Tuesday, March 29, 2011

Left Hand, Right Hand

There are many events in my childhood that, in remembering them, didn’t make much sense. Once I understood my mother’s drunkenness, some of those events became a little clearer. One instance, however, never made sense. One morning, my mother got me out of bed to go to school – I was in Grade 1. It was quite dark outside, so I would say it was probably late October or early November. When I started school a few months earlier, I was very excited and eager to embark on this new adventure. My grandmother had bought me some pretty dresses for school – one yellow, one blue, and one pink.

This particular morning, I was wearing the pink one. I was sitting on the edge of my bed brushing my hair looking into the dresser mirror. My mother came into the room, got angry (and I never remembered why), grabbed the brush out of my hand and smacked me across the mouth with it, splitting my lip and getting blood on my pink dress. Not only did it really hurt, but I was angry that now, because I didn’t have another clean dress, I couldn’t go to school.

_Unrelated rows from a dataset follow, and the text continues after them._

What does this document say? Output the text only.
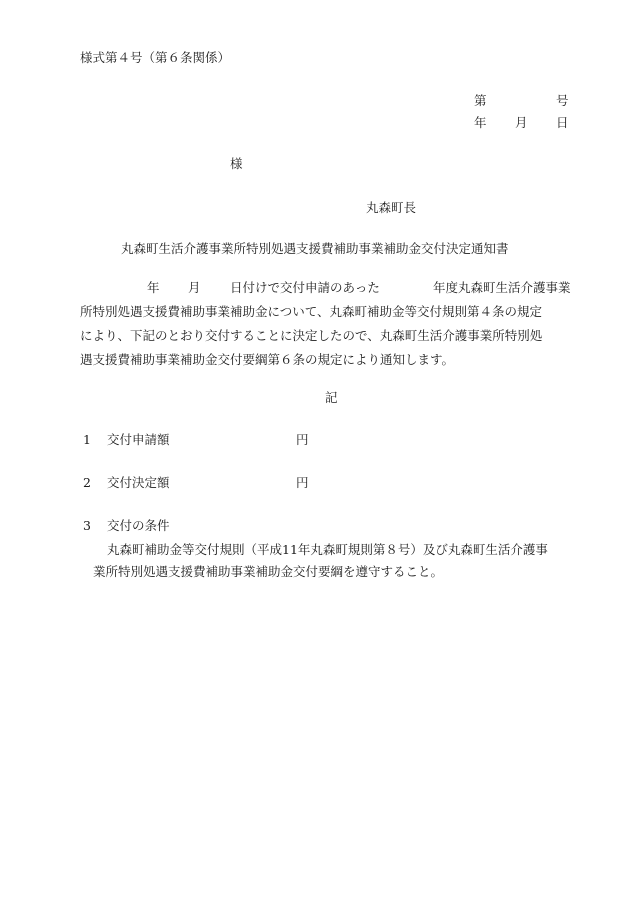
様式第４号（第６条関係）
第	号
年 月 日
様
丸森町長
丸森町生活介護事業所特別処遇支援費補助事業補助金交付決定通知書
年 月 日付けで交付申請のあった	年度丸森町生活介護事業
所特別処遇支援費補助事業補助金について、丸森町補助金等交付規則第４条の規定
により、下記のとおり交付することに決定したので、丸森町生活介護事業所特別処
遇支援費補助事業補助金交付要綱第６条の規定により通知します。
記
1 交付申請額	円
2 交付決定額	円
3 交付の条件
丸森町補助金等交付規則（平成11年丸森町規則第８号）及び丸森町生活介護事
業所特別処遇支援費補助事業補助金交付要綱を遵守すること。
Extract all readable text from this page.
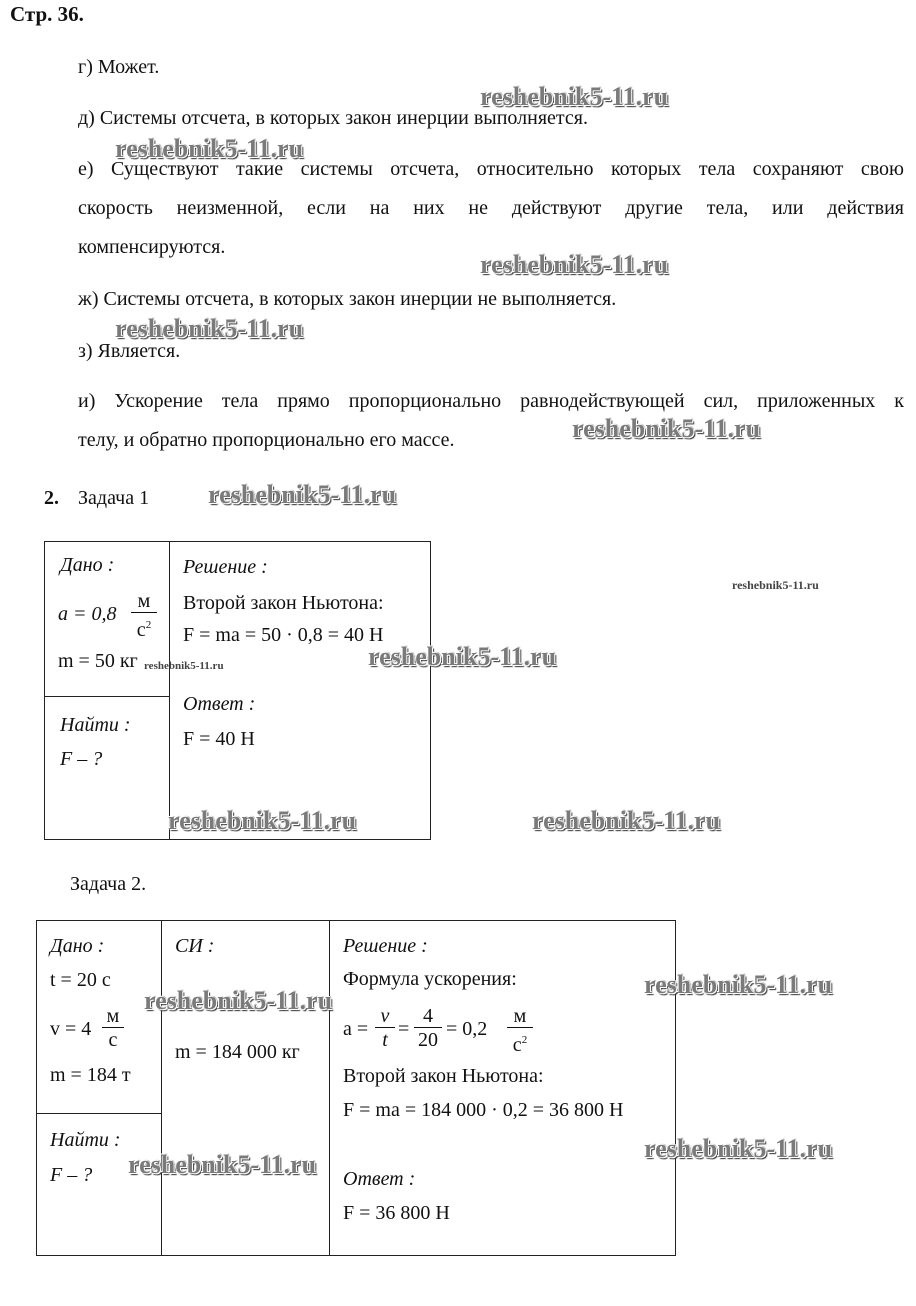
Стр. 36.
г) Может.
д) Системы отсчета, в которых закон инерции выполняется.
е) Существуют такие системы отсчета, относительно которых тела сохраняют свою
скорость неизменной, если на них не действуют другие тела, или действия
компенсируются.
ж) Системы отсчета, в которых закон инерции не выполняется.
з) Является.
и) Ускорение тела прямо пропорционально равнодействующей сил, приложенных к
телу, и обратно пропорционально его массе.
2. Задача 1
Дано :
a = 0,8
м
$с^2$
m = 50 кг
Найти :
F – ?
Решение :
Второй закон Ньютона:
F = ma = 50 · 0,8 = 40 Н
Ответ :
F = 40 Н
Задача 2.
Дано :
t = 20 с
v = 4
м
с
m = 184 т
Найти :
F – ?
СИ :
m = 184 000 кг
Решение :
Формула ускорения:
$a = \frac{v}{t} = \frac{4}{20} = 0,2$
м
$с^2$
Второй закон Ньютона:
F = ma = 184 000 · 0,2 = 36 800 Н
Ответ :
F = 36 800 Н
reshebnik5-11.ru
reshebnik5-11.ru
reshebnik5-11.ru
reshebnik5-11.ru
reshebnik5-11.ru
reshebnik5-11.ru
reshebnik5-11.ru
reshebnik5-11.ru	reshebnik5-11.ru
reshebnik5-11.ru	reshebnik5-11.ru
reshebnik5-11.ru
reshebnik5-11.ru
reshebnik5-11.ru
reshebnik5-11.ru
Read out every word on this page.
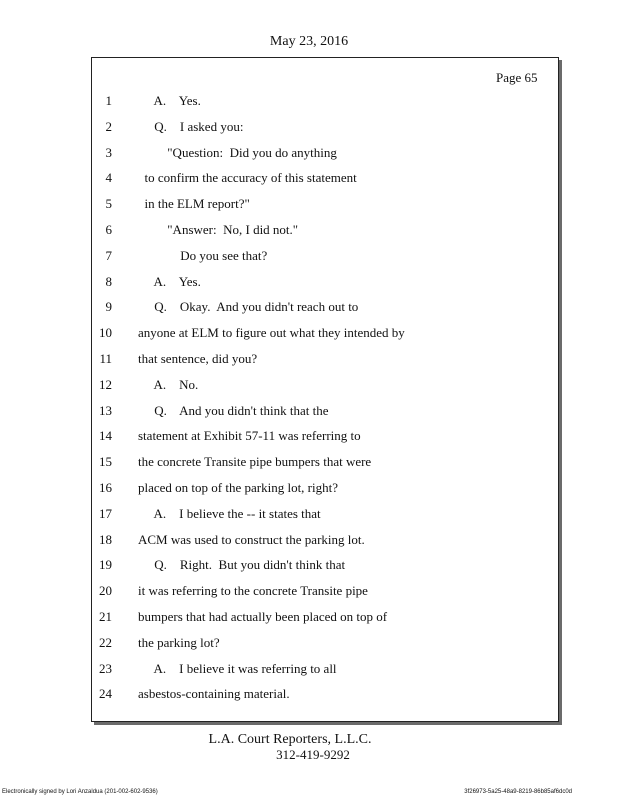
May 23, 2016
Page 65
1 A.    Yes.
2 Q.    I asked you:
3 "Question:  Did you do anything
4 to confirm the accuracy of this statement
5 in the ELM report?"
6 "Answer:  No, I did not."
7 Do you see that?
8 A.    Yes.
9 Q.    Okay.  And you didn't reach out to
10 anyone at ELM to figure out what they intended by
11 that sentence, did you?
12 A.    No.
13 Q.    And you didn't think that the
14 statement at Exhibit 57-11 was referring to
15 the concrete Transite pipe bumpers that were
16 placed on top of the parking lot, right?
17 A.    I believe the -- it states that
18 ACM was used to construct the parking lot.
19 Q.    Right.  But you didn't think that
20 it was referring to the concrete Transite pipe
21 bumpers that had actually been placed on top of
22 the parking lot?
23 A.    I believe it was referring to all
24 asbestos-containing material.
L.A. Court Reporters, L.L.C.
312-419-9292
Electronically signed by Lori Anzaldua (201-002-602-9536)	3f26973-5a25-48a9-8219-86b85af6dc0d
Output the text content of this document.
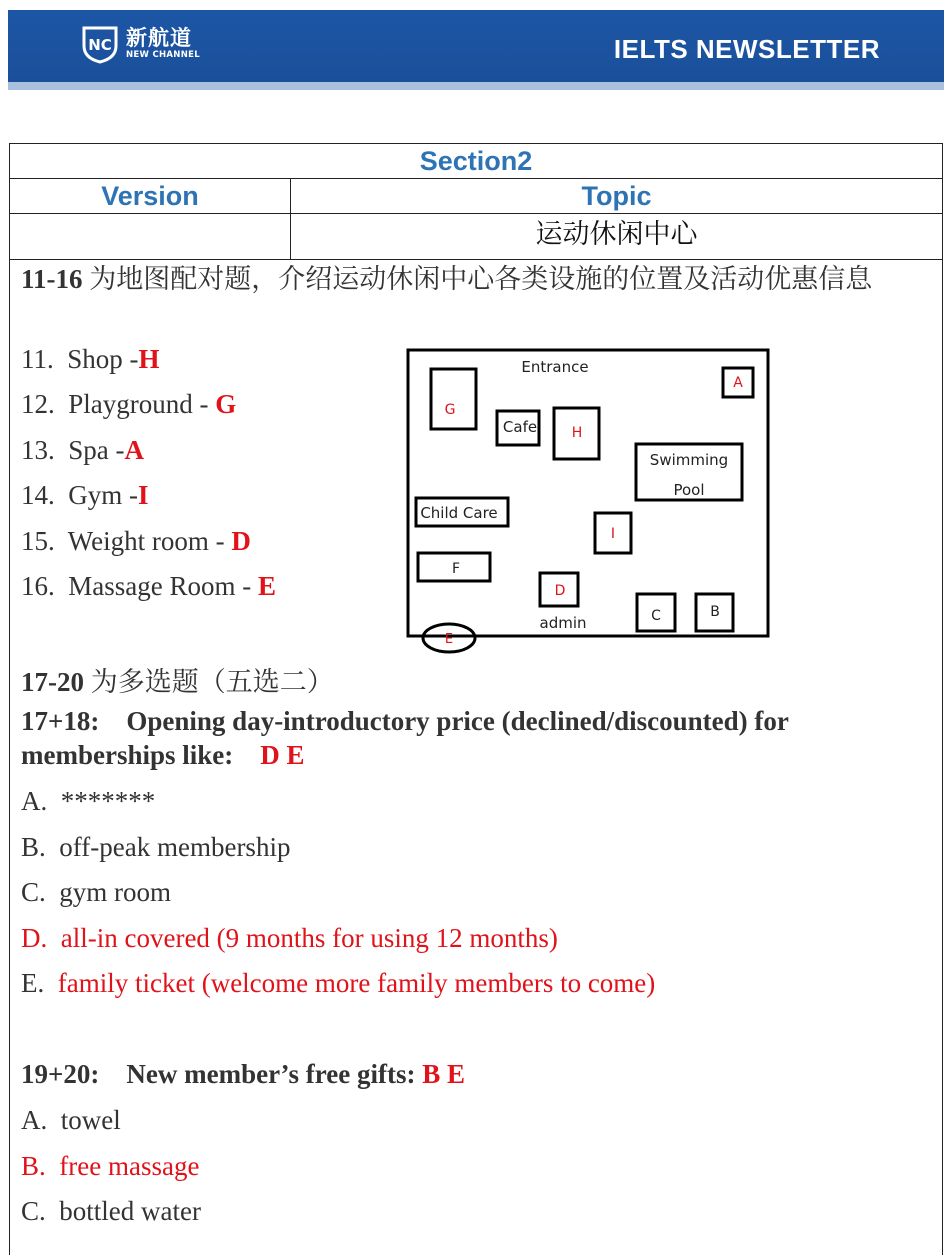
NC 新航道
NEW CHANNEL	IELTS NEWSLETTER
Section2
Version	Topic
运动休闲中心
11-16 为地图配对题，介绍运动休闲中心各类设施的位置及活动优惠信息
11. Shop -H
12. Playground - G
13. Spa -A
14. Gym -I
15. Weight room - D
16. Massage Room - E
Entrance
G
A
Cafe H
Swimming
Pool
Child Care
I
F
D
admin	C	B
E
17-20 为多选题（五选二）
17+18: Opening day-introductory price (declined/discounted) for
memberships like: D E
A. *******
B. off-peak membership
C. gym room
D. all-in covered (9 months for using 12 months)
E. family ticket (welcome more family members to come)
19+20: New member’s free gifts: B E
A. towel
B. free massage
C. bottled water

It was shortly after that my mother left our household, and my great-aunt – we called her “mom” – came to live with us. She had me help her in many household chores, like ironing and sweeping. She would always comment on how I was holding the broom or the iron the wrong way. Everyone always commented on how I tied my shoes – backward to them. So, I learned that if the broom or iron felt “right” in my hand, I must be doing it wrong, so I’d switch.

Jump ahead to my College years. Because my high school marks were bad, I did not qualify for acceptance into the program of choice. I took a year of General Arts (GASP) to improve my grades, and that proved to be a good idea. A year later, I was accepted into the music program I wanted. While in GASP (yes, we joked about this being the “last gasp” of our education), I took a psychology course. In it, we were to prepare seminars to present to the rest of the class. One of my classmates presented the topic of learning disabilities. I had never heard of them, and was fascinated. I discovered I had a mild organizational learning disability. Later I discovered this particular disability can be caused by a change in handedness. I asked my dad and his sister if I had ever been left-handed. They both thought about it for a moment, and then said, rather puzzled, “well, yes, you were.” They had honestly never thought about it, but realized I was.

Wow! What a revelation! In investigating how I changed from left-handedness to right-handedness, it was said to me that my mother was extremely superstitious, and that was probably her reason for changing me to being right-handed. By the time I went to school, my school teacher – 1 year from retirement – continued the process of converting me, and when Mom came, she didn’t even know I had been left-handed and thought I was just inept. She was just trying to teach me the way to do it that worked. And when I thought about my recounting of the hairbrush story, I realized every time I told it, I motioned myself brushing my hair with my left hand! Weird.

Once I discovered all this, I tried for a time to do some things with my left hand again – eating and writing. I did adopt eating with my left hand sometimes, but I never could get the writing down. I had always been “ambidextrous” as my dad is also. I found I was also “left-footed” in sports. Then, last October, I started a few months of counselling for some emotional issues that had popped up again relating to my childhood. Suddenly, after a couple of months, I realized I was doing more things left handed. It was a shock to me! I told my counsellor, and she said, “healing in many ways.” Wow. I hadn’t thought of ever returning to left-handedness, nor that it would represent a form of healing. Since I first noticed it, the trend has continued. I still haven’t tried writing, but when I start my online drawing lessons, I will at least try some drawing with my left hand. I find using my left hand is natural, and in many cases, I do a better job with the left hand!

My childhood has damaged me emotionally. This is not self-pity, but just a statement of fact. God has taken that damage and sculpted me into the person I am today, and will continue His work until I pass from this life. Just like a broken bone can never be made whole again, so the emotional break can never be completely healed. But, just as the bone is stronger at the point of the break, my emotions in some ways are stronger because of my trials. And certainly the spiritual training through trials has been intense, and rewarding. I will never be completely left-handed again – at least I would highly doubt it. Yet to have “healed” back to some form of left-handedness again is also God’s working in my life. I don’t entirely understand what it represents, but it doesn’t matter. It proves to me God is working on me, and that’s enough.